I don’t believe that Ignatius is praising the Army simply for conducting and publishing a report. His real praise is for the men and women on the ground in Iraq who had to learn on the job and made the necessary adjustments in real time to achieve success (even if the learning curve was slower than necessary to prevent the chaos that ensued).
“The Army learned from its mistakes. Rather than sulking about the Iraq mess, commanders made necessary changes. The Army developed a new doctrine for fighting a counterinsurgency; it learned how to work with Iraqi tribal leaders; it pursued al-Qaeda into every village of Iraq; it experimented with soft power, by working closely with Provincial Reconstruction Teams. ‘One could easily state that the U.S. Army essentially reinvented itself during this 18-month period,’ the historians write.
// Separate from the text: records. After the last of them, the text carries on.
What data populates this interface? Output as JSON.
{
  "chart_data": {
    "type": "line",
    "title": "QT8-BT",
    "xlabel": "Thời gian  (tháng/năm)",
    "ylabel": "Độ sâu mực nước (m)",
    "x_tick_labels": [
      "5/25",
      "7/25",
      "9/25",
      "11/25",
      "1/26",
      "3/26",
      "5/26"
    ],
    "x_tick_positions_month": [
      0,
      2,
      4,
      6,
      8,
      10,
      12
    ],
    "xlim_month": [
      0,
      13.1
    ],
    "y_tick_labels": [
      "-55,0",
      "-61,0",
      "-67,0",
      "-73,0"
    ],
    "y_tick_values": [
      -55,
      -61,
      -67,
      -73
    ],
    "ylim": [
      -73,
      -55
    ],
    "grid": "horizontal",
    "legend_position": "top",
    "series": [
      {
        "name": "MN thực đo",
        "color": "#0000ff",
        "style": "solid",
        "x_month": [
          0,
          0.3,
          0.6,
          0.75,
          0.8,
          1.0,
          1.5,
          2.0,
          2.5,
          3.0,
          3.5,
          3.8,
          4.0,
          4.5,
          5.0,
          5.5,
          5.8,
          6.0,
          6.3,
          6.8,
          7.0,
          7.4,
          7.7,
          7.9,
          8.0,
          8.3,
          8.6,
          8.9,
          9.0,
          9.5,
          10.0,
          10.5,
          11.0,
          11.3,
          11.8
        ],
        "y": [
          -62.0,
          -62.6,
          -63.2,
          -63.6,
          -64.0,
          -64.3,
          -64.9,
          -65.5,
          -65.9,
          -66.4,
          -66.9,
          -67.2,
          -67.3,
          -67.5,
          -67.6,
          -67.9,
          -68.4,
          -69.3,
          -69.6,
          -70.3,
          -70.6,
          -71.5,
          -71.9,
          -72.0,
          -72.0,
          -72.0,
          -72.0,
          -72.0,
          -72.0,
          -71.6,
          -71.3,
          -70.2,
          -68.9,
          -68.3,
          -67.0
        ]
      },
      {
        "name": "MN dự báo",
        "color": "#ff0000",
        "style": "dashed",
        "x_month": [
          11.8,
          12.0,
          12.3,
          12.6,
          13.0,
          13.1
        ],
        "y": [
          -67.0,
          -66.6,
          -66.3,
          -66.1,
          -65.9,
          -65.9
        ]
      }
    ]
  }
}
This study illustrates what’s most admirable about the Army. It has maintained a tradition of intellectual rigor and self-criticism. That’s nurtured in the Army’s unique program of midcareer education. It’s not an accident but part of that Army tradition that the current commander in Iraq, Gen. David Patraeus, took a doctorate in international relations at Princeton, or that the former Centcom commander, Gen. John Abizaid, had a stint as commandant of West Point. This tradition is exemplified, too, in the decision of Gen. George Casey, the current chief of staff, to publish this sometimes searing critique of his own service.”
Throughout the period that the military personnel on the ground were transforming themselves, Tom was receiving emails from them indicating that they were doing exactly the things that he said SysAdmin forces had to do. They were grateful for his foresight and his insight. Ignatius, who has also praised Tom as strategist, concludes:
“Politicians repeat, ad nauseam, the maxim that ‘those who cannot learn from history are doomed to repeat it.’ The U.S. Army is that rare institution in American life that is actually putting this precept into practice.”
As the title of this post declares, hindsight is good, but foresight is better. There were a lot of people, both in the military and out, who predicted that the kind of activities required to secure the peace were being ignored in military doctrine. They were not surprised by the chaos that following the toppling of Ba’athist regime. That said, I’m glad the Army had the courage to transform. I just wish it would have listened to those who had the foresight to call for it to change before thousands had to die because it was unprepared to win the peace.